Cijfers laten zien dat nog nooit zoveel geld noodgedwongen opzij gelegd is. De Fransen hoopten in maart bijna 20 miljard euro op, vergeleken met een maandelijks gemiddelde van 3,8 miljard. De Italianen economiseerden ook bijna vijf keer zoveel als normaal. Volgens de Engelse Bank stegen de spaarcenten in het VK met 13,5 miljard euro in maart, een recordstijging. Bijna 60% van de bevolking zou iets opzij hebben gelegd. Verstoken van uitstapjes, vakanties, theaterbezoeken en etentjes blijkt het gemiddeld Brits gezin een tegoed te hebben van bijna 1000 euro. Kassa!

Dit is een unieke kans, pleitte een econoom, eindelijk een appeltje voor de dorst aan te leggen. De financiële reserves konden gebruikt worden om bijvoorbeeld een pensioen op te bouwen, of schulden af te lossen. Ik zie het er niet van komen. Mijn vrienden uit de Engelse middenklasse mijmerden tijdens de lockdown even over een ander, eenvoudiger leven. Ze vroegen zich af ‘of we al die spullen wel nodig hebben’. Gaf een bestaan zonder aankopen niet meer voldoening en rust? Moest er überhaupt geen rem op het globale groeikapitalisme? (Een enkeling had de tijd gebruikt Thomas Pikkety te lezen). Maar dat was toen de winkels op slot waren en de verleiding zich beperkte tot aankopen online.

De overheid in Londen gebiedt nu een terugkeer naar de God van de onophoudelijke economische groei. Niet-consumeren is niet ethisch. Het geld moet rollen. Nou zegt de helft van ondervraagde Britten zich niet veilig te voelen in kledingzaken en die winkels te mijden.
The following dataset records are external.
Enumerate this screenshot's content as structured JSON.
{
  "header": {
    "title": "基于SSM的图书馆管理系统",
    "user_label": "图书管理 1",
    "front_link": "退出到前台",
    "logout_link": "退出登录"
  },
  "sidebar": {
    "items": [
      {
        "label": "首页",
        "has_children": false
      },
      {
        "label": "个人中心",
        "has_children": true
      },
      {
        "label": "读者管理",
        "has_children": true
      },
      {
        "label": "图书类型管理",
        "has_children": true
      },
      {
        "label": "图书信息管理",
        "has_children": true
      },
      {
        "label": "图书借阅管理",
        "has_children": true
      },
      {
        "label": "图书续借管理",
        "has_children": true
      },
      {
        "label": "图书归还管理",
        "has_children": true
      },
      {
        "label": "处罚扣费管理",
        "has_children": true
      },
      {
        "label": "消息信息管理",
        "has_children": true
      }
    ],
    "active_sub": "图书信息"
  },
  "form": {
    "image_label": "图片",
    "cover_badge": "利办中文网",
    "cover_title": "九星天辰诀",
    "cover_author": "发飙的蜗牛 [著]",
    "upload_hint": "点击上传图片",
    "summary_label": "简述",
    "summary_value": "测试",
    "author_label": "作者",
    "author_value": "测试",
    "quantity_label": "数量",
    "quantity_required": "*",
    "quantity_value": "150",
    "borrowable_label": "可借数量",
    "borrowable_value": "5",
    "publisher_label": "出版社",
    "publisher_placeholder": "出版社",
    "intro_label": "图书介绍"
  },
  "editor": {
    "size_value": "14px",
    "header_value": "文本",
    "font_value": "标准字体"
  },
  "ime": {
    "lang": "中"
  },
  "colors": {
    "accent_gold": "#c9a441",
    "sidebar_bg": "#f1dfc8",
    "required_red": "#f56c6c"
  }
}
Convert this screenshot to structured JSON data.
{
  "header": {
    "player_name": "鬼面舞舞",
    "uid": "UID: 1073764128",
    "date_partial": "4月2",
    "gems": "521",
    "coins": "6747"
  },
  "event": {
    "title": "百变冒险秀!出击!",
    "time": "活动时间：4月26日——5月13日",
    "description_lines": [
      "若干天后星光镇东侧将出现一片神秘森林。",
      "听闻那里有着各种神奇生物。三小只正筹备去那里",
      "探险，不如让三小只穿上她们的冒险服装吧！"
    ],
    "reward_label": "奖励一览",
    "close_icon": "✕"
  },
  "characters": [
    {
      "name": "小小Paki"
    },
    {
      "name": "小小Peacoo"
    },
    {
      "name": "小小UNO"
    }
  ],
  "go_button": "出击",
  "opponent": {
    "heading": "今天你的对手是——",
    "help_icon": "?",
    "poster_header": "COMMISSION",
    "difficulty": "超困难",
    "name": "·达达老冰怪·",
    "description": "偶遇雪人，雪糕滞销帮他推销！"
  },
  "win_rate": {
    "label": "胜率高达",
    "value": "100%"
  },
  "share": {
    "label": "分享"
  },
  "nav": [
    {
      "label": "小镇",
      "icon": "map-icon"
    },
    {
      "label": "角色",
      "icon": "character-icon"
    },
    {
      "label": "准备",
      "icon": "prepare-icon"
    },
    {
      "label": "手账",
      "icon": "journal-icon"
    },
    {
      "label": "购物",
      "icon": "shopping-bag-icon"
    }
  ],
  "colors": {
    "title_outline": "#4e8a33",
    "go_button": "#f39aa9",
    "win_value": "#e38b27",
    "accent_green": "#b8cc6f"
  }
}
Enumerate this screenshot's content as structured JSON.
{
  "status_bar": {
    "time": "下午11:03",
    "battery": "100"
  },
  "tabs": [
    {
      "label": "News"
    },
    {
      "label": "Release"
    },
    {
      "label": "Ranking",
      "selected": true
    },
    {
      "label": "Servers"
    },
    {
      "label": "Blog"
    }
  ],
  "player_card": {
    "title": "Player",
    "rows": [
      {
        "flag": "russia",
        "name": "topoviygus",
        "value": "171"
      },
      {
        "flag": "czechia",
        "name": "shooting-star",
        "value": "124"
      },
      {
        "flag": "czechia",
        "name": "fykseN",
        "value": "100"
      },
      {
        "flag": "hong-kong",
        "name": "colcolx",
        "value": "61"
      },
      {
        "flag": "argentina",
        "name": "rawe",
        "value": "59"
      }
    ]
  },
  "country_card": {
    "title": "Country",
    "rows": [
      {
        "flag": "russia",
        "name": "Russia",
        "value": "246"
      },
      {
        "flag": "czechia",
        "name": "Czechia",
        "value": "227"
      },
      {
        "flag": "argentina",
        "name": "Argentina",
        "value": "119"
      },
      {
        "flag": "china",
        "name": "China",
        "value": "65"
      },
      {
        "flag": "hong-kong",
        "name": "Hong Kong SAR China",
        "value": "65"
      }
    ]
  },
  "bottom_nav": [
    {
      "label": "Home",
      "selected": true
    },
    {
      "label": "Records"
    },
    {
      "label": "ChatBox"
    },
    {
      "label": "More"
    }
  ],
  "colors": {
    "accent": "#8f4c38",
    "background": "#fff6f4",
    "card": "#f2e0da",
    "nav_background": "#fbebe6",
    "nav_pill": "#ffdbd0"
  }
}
Maar 40% kan niet wachten TopShop binnen te kunnen. Die mensen voelen geen angst of anti-materialistische stuiptrekkingen, maar blaren op hun kont waar het geld door de zakken brandt.

Ik lees overigens net dat de prijzen opnieuw verlaagd zijn. Kledingwinkels moeten van goederen af, goed voor alles samen een totaal van 15 miljard euro.

Een rode tweedjurk afgeprijsd van £225 tot £ 68? Roze hakken met open hiel van £75 voor £37.00? Waar is mijn mondkap? Iemand mijn jas gezien? Zo terug!